14/02/2008 17h40 - Atualizado há

O Partido Progressista (PP) ajuizou no Supremo Tribunal Federal (STF) a Ação Direta de Inconstitucionalidade (ADI) 4021 para pedir, liminarmente, a suspensão do artigo 32 da Lei 9.430/96, que dispõe sobre a legislação tributária federal.
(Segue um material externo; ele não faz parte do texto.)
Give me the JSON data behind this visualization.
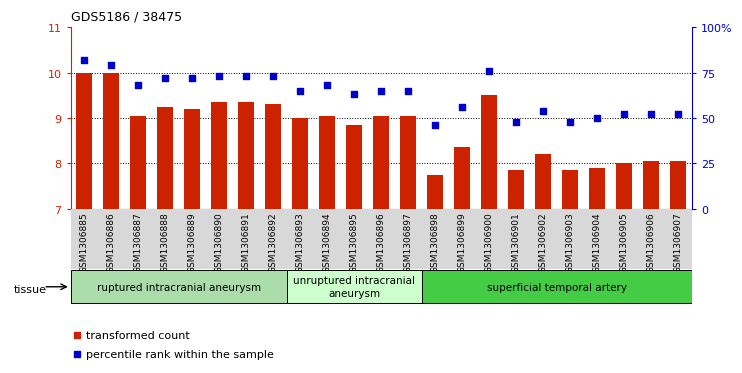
{
  "title": "GDS5186 / 38475",
  "samples": [
    "GSM1306885",
    "GSM1306886",
    "GSM1306887",
    "GSM1306888",
    "GSM1306889",
    "GSM1306890",
    "GSM1306891",
    "GSM1306892",
    "GSM1306893",
    "GSM1306894",
    "GSM1306895",
    "GSM1306896",
    "GSM1306897",
    "GSM1306898",
    "GSM1306899",
    "GSM1306900",
    "GSM1306901",
    "GSM1306902",
    "GSM1306903",
    "GSM1306904",
    "GSM1306905",
    "GSM1306906",
    "GSM1306907"
  ],
  "bar_values": [
    10.0,
    10.0,
    9.05,
    9.25,
    9.2,
    9.35,
    9.35,
    9.3,
    9.0,
    9.05,
    8.85,
    9.05,
    9.05,
    7.75,
    8.35,
    9.5,
    7.85,
    8.2,
    7.85,
    7.9,
    8.0,
    8.05,
    8.05
  ],
  "dot_values": [
    82,
    79,
    68,
    72,
    72,
    73,
    73,
    73,
    65,
    68,
    63,
    65,
    65,
    46,
    56,
    76,
    48,
    54,
    48,
    50,
    52,
    52,
    52
  ],
  "bar_color": "#cc2200",
  "dot_color": "#0000cc",
  "ylim_left": [
    7,
    11
  ],
  "ylim_right": [
    0,
    100
  ],
  "yticks_left": [
    7,
    8,
    9,
    10,
    11
  ],
  "yticks_right": [
    0,
    25,
    50,
    75,
    100
  ],
  "ytick_labels_right": [
    "0",
    "25",
    "50",
    "75",
    "100%"
  ],
  "grid_values": [
    8,
    9,
    10
  ],
  "tissue_groups": [
    {
      "label": "ruptured intracranial aneurysm",
      "start": 0,
      "end": 8,
      "color": "#aaddaa"
    },
    {
      "label": "unruptured intracranial\naneurysm",
      "start": 8,
      "end": 13,
      "color": "#ccffcc"
    },
    {
      "label": "superficial temporal artery",
      "start": 13,
      "end": 23,
      "color": "#44cc44"
    }
  ],
  "legend_items": [
    {
      "label": "transformed count",
      "color": "#cc2200"
    },
    {
      "label": "percentile rank within the sample",
      "color": "#0000cc"
    }
  ],
  "tissue_label": "tissue",
  "xlabel_bg": "#d8d8d8"
}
O dispositivo estabelece os procedimentos a serem observados em casos de suspensão da imunidade tributária, quando da falta de observância de requisitos legais.

De acordo com o partido, a lei impõe “limitações aos entes federativos para tributar patrimônio, renda ou serviços de partidos políticos, entre outras entidades”. Para o PP, em casos precedentes, o Supremo teria decidido pela inadequação de lei ordinária para regular matéria que trata de limitações ao poder de tributar.

No julgamento da ADI 1802, de mesmo tema da presente ação, o STF julgou procedente o pedido de inconstitucionalidade de diversos artigos da Lei 9532/97, inclusive do artigo 14, onde se lê que “à suspensão do gozo da imunidade aplica-se o disposto no artigo 32 da lei 9430/96”. Os advogados do partido sustentam que a eficácia do artigo 14 da Lei 9.532/97 não foi suspensa pelo teor do artigo 14 em si, mas pelo teor do artigo 32 da Lei 9.430/96. "Há que se entender suspensa, também, a aplicação do artigo 32 da Lei 9430/96”, afirmam.

Por fim, o partido aponta o desrespeito à Constituição Federal que, em seu artigo 146, inciso II, reserva à lei complementar a atribuição de regular as limitações constitucionais ao poder de tributar.